Petroleum Museum offers summer fun for kids

Petroleum Museum offers summer fun for kids

The Petroleum Museum isn’t just for tourists anymore.

This summer, children have a chance to discover exciting information about chemistry and the Permian Basin area with the museum’s special twist on learning.

The museum offers a Harry Potter Science Camp next week, a Wild Wild West Adventure Camp in July and a movie camp that runs every Tuesday through Aug. 8.

Cheryl Ross, education and program director at the museum, said the Harry Potter Science Camp offers ”hocus pocus with a chemistry focus.”

Ross said the program promises a week of fun and learning starting Monday.

When children first arrive at camp, they receive a robe and cauldron and are put into ”houses” similar to the Harry Potter series for lab experiments.

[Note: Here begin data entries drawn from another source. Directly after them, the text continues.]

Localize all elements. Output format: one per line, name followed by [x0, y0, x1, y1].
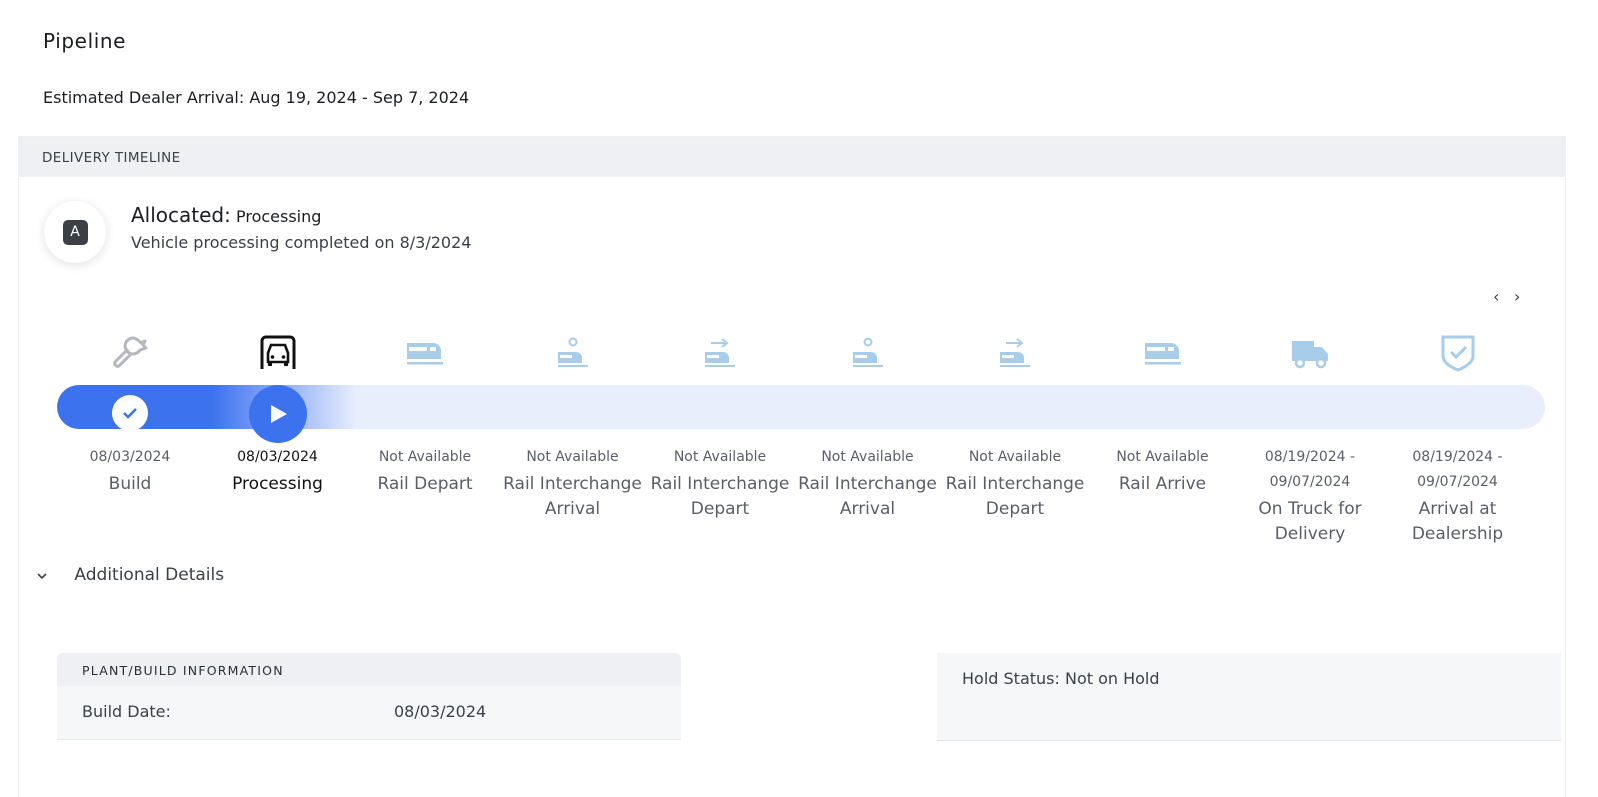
step-date: Not Available — [1116, 449, 1209, 465]
step-marker — [204, 385, 352, 443]
step-label: Rail Interchange Depart — [945, 474, 1085, 519]
timeline-step: 08/03/2024 Processing — [204, 333, 352, 497]
timeline-prev-button[interactable]: ‹ — [1493, 287, 1499, 306]
eta-value: Aug 19, 2024 - Sep 7, 2024 — [249, 88, 470, 107]
rail-interchange-depart-icon — [646, 333, 794, 373]
step-label: Rail Depart — [377, 474, 473, 494]
delivery-timeline-card: DELIVERY TIMELINE A Allocated: Processin… — [18, 136, 1566, 797]
rail-interchange-arrival-icon — [794, 333, 942, 373]
step-label: On Truck for Delivery — [1258, 499, 1362, 544]
check-icon — [112, 395, 148, 431]
step-marker — [56, 385, 204, 441]
timeline-step: Not Available Rail Interchange Depart — [646, 333, 794, 522]
status-value: Processing — [235, 207, 322, 226]
step-date: 08/19/2024 - 09/07/2024 — [1412, 449, 1503, 490]
timeline-next-button[interactable]: › — [1514, 287, 1520, 306]
timeline-step: 08/03/2024 Build — [56, 333, 204, 497]
play-icon — [248, 385, 307, 443]
step-date: Not Available — [673, 449, 767, 465]
step-label: Rail Interchange Depart — [650, 474, 790, 519]
step-label: Build — [108, 474, 152, 494]
hold-status-panel: Hold Status: Not on Hold — [937, 653, 1561, 741]
step-label: Processing — [232, 474, 323, 494]
status-avatar: A — [44, 201, 106, 263]
wrench-icon — [56, 333, 204, 373]
step-marker — [794, 385, 942, 441]
timeline-step: Not Available Rail Arrive — [1089, 333, 1237, 497]
rail-interchange-depart-icon — [941, 333, 1089, 373]
chevron-down-icon — [37, 568, 55, 584]
eta-label: Estimated Dealer Arrival: — [43, 88, 245, 107]
shield-check-icon — [1384, 333, 1532, 373]
build-date-row: Build Date: 08/03/2024 — [57, 686, 681, 740]
status-badge: A — [62, 219, 88, 245]
delivery-timeline-header: DELIVERY TIMELINE — [19, 137, 1565, 177]
step-date: Not Available — [526, 449, 619, 465]
step-date: 08/03/2024 — [89, 449, 171, 465]
estimated-arrival: Estimated Dealer Arrival: Aug 19, 2024 -… — [43, 88, 469, 107]
step-date: Not Available — [968, 449, 1062, 465]
step-marker — [351, 385, 499, 441]
page-title: Pipeline — [43, 29, 127, 53]
step-marker — [1236, 385, 1384, 441]
step-date: Not Available — [821, 449, 914, 465]
status-line: Allocated: Processing — [131, 203, 321, 227]
build-date-label: Build Date: — [82, 702, 171, 721]
timeline-step: 08/19/2024 - 09/07/2024 Arrival at Dealer… — [1384, 333, 1532, 547]
step-date: 08/19/2024 - 09/07/2024 — [1264, 449, 1356, 490]
step-marker — [646, 385, 794, 441]
status-label: Allocated: — [131, 203, 231, 227]
plant-build-header: PLANT/BUILD INFORMATION — [57, 653, 681, 686]
timeline-step: Not Available Rail Interchange Arrival — [794, 333, 942, 522]
build-date-value: 08/03/2024 — [394, 702, 487, 721]
step-label: Arrival at Dealership — [1411, 499, 1504, 544]
hold-status-text: Hold Status: Not on Hold — [962, 669, 1160, 688]
timeline-step: Not Available Rail Depart — [351, 333, 499, 497]
timeline-step: Not Available Rail Interchange Arrival — [499, 333, 647, 522]
step-label: Rail Interchange Arrival — [503, 474, 642, 519]
step-marker — [1384, 385, 1532, 441]
step-marker — [941, 385, 1089, 441]
train-icon — [1089, 333, 1237, 373]
step-marker — [1089, 385, 1237, 441]
additional-details-label: Additional Details — [74, 565, 225, 585]
additional-details-toggle[interactable]: Additional Details — [37, 565, 224, 585]
rail-interchange-arrival-icon — [499, 333, 647, 373]
step-date: Not Available — [378, 449, 472, 465]
vehicle-processing-icon — [204, 333, 352, 373]
step-marker — [499, 385, 647, 441]
step-label: Rail Arrive — [1118, 474, 1207, 494]
timeline-step: 08/19/2024 - 09/07/2024 On Truck for Deli… — [1236, 333, 1384, 547]
truck-icon — [1236, 333, 1384, 373]
plant-build-panel: PLANT/BUILD INFORMATION Build Date: 08/0… — [57, 653, 681, 740]
timeline-step: Not Available Rail Interchange Depart — [941, 333, 1089, 522]
step-label: Rail Interchange Arrival — [798, 474, 937, 519]
step-date: 08/03/2024 — [237, 449, 318, 465]
status-description: Vehicle processing completed on 8/3/2024 — [131, 233, 472, 252]
train-icon — [351, 333, 499, 373]
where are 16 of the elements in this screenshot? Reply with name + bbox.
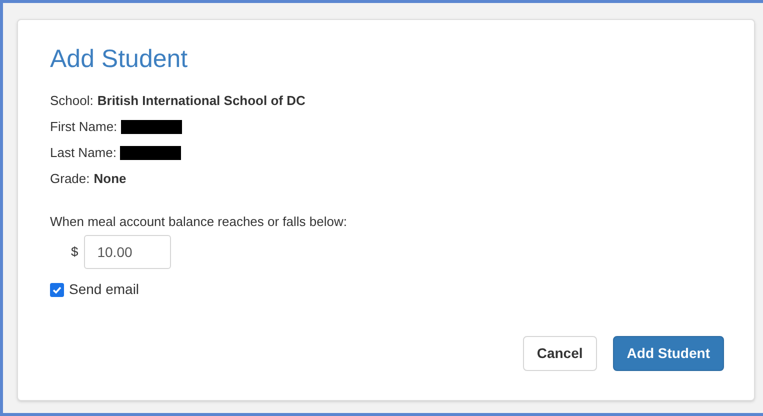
- redaction-bar: [120, 146, 182, 160]
- checkbox[interactable]: [50, 282, 64, 296]
- field-value: None: [94, 170, 126, 188]
- threshold-label: When meal account balance reaches or falls below:: [50, 214, 348, 230]
- add-student-button[interactable]: Add Student: [612, 336, 724, 371]
- field-label: Last Name:: [50, 144, 116, 162]
- currency-symbol: $: [71, 243, 78, 262]
- cancel-button[interactable]: Cancel: [522, 336, 597, 371]
- field-label: Grade:: [50, 170, 90, 188]
- field-value: British International School of DC: [97, 92, 306, 110]
- checkbox-label: Send email: [69, 280, 140, 299]
- amount-field[interactable]: 10.00: [84, 235, 172, 269]
- field-label: School:: [50, 92, 94, 110]
- field-label: First Name:: [50, 118, 118, 136]
- dialog-title: Add Student: [50, 44, 189, 75]
- redaction-bar: [121, 120, 182, 134]
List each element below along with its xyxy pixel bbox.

”That is an instant way for them to make friends, especially if they come by themselves,” Ross said.
The weeklong array of events includes activities such as ”Disappearing Acts” where students learn about different chemical solutions and their reactions with different substances.

They also will learn how to move objects with ”magic wands” and study elements of the periodic table on ”Spells and Potions” day.

Lana Cooper said her son, Christopher, loved the Harry Potter science camp last year.
”My son has read all of the Harry Potter books, and he loved the way they did it,” she said. ”People are always saying kids need to learn more math and science, and they’re teaching the kids in a way that is fun for them to learn.”

Later, in July, the Wild Wild West Adventure Camp classes will offer hands-on learning experience about the Midland and Odessa areas, Ross said.

The first day, children will get a chance to live like an American Indian where they will make vests, learn American Indian signs and hang out in a life-size teepee.

Campers also will have a chance to learn about drilling rigs where they will climb on a modern oil rig, wear hard hats and learn to identify all the parts of a drilling rig.

The Wild Wild West Adventure camp also will give children the chance to collect samples of plant life native to Texas, learn about Texas wildlife and participate in the museum’s version of a Texas rodeo.

Both camp sessions have snack time, where campers will eat something related to whatever activity they are doing that day.

”I would recommend parents to send their kids,” Cooper said. ”It’s highly supervised and they’re learning something that could be boring in a fun way. And this gives them something to do during the day.”